High intraperitoneal CO2 pressures of 15 mmHg can cause peritoneal hypoxia in a mouse model with controlled respiratory support [11]. Therefore, we investigated whether there was evidence of ischemia at the anastomotic site. For this purpose, we measured the amount of Hypoxia Inducible Factor-1α (HIF-1α) in biopsies that were taken during the surgical procedure. HIF-1α is a protein that is produced constantly in intestinal tissue. Under well-oxygenated conditions, it decays rapidly, but under anoxic conditions, it is not degraded and it becomes the first step in an ischemia cascade [12]. We hypothesized that the acidotic anoxic carbon dioxide environment would cause higher levels of HIF-1α in the laparoscopic biopsies that were taken after 10-11 minutes after installation of the pneumoperitoneum. HIF-1α levels were not higher in the laparoscopic groups compared with open surgery. Therefore, we concluded that the applied pneumoperitoneum pressures do not cause their effect on intestinal healing through an anoxic pathway.

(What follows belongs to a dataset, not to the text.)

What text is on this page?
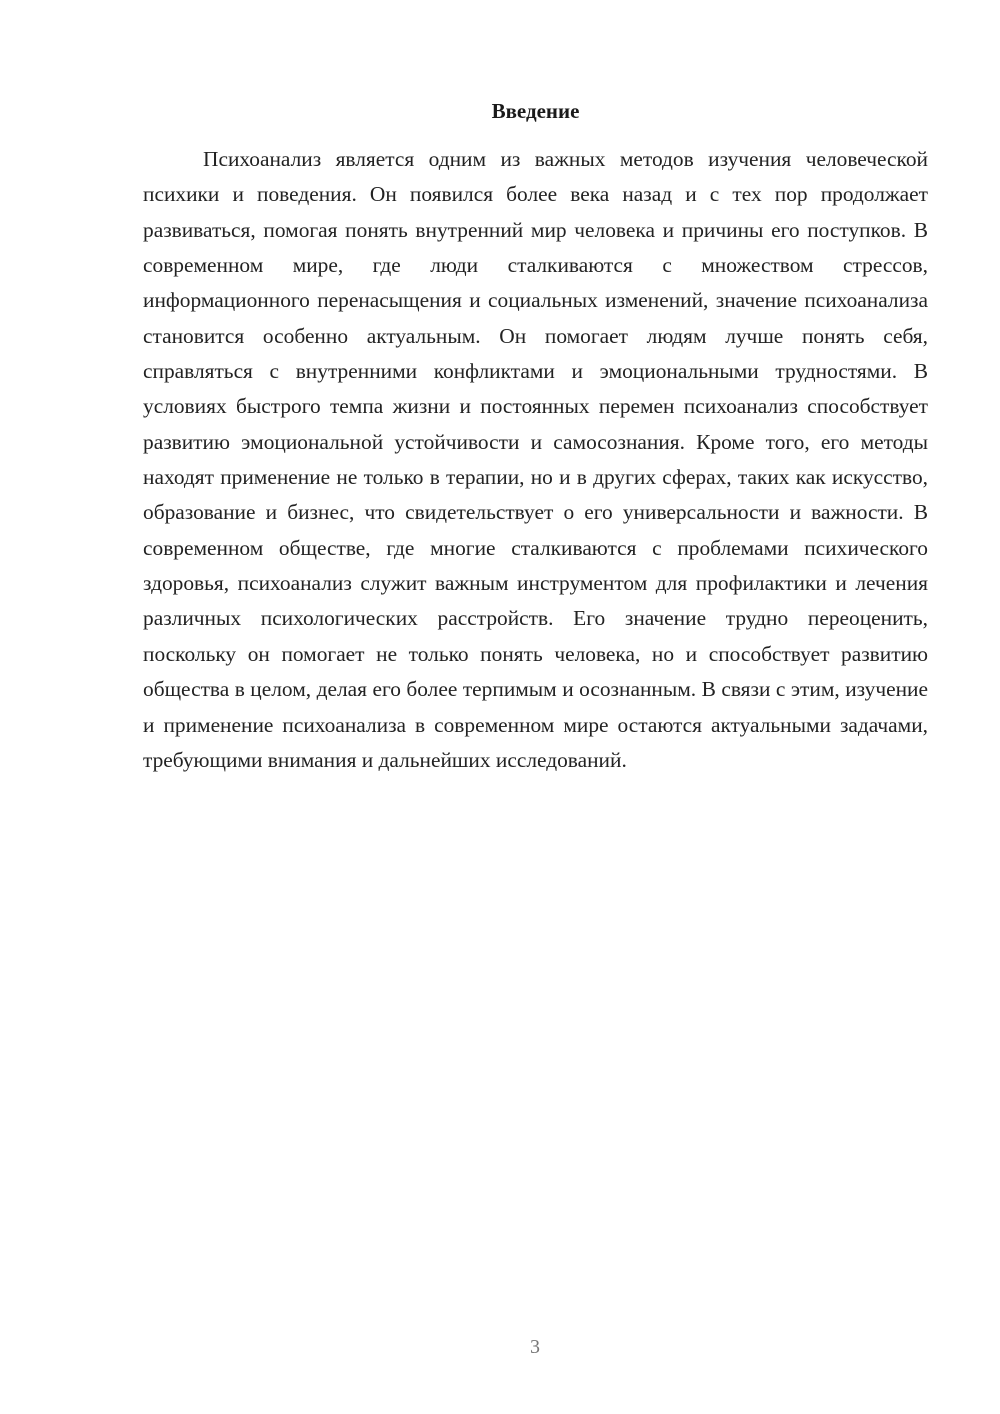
Введение

Психоанализ является одним из важных методов изучения человеческой психики и поведения. Он появился более века назад и с тех пор продолжает развиваться, помогая понять внутренний мир человека и причины его поступков. В современном мире, где люди сталкиваются с множеством стрессов, информационного перенасыщения и социальных изменений, значение психоанализа становится особенно актуальным. Он помогает людям лучше понять себя, справляться с внутренними конфликтами и эмоциональными трудностями. В условиях быстрого темпа жизни и постоянных перемен психоанализ способствует развитию эмоциональной устойчивости и самосознания. Кроме того, его методы находят применение не только в терапии, но и в других сферах, таких как искусство, образование и бизнес, что свидетельствует о его универсальности и важности. В современном обществе, где многие сталкиваются с проблемами психического здоровья, психоанализ служит важным инструментом для профилактики и лечения различных психологических расстройств. Его значение трудно переоценить, поскольку он помогает не только понять человека, но и способствует развитию общества в целом, делая его более терпимым и осознанным. В связи с этим, изучение и применение психоанализа в современном мире остаются актуальными задачами, требующими внимания и дальнейших исследований.

3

In this paper, we present our model to test intestinal healing in open and laparoscopic surgery in rats. We designed the model to test intestinal healing under experimental conditions, which better resemble true laparoscopic or open intestinal surgery. As concluded in earlier experimental work, we also found a CO2 pressure-dependant impaired healing of intestinal anastomosis compared with open surgery. The model is technically feasible and reproducible. It is well fitted to study the effects of pneumoperitoneum on intestinal healing. To elucidate this phenomenon, we sought to find mechanisms of injury. Neither impaired neoangiogenesis nor local upregulation of hypoxic factors seem to be the mechanisms of action. Therefore, we would like to continue researching via which mechanisms these effects take place.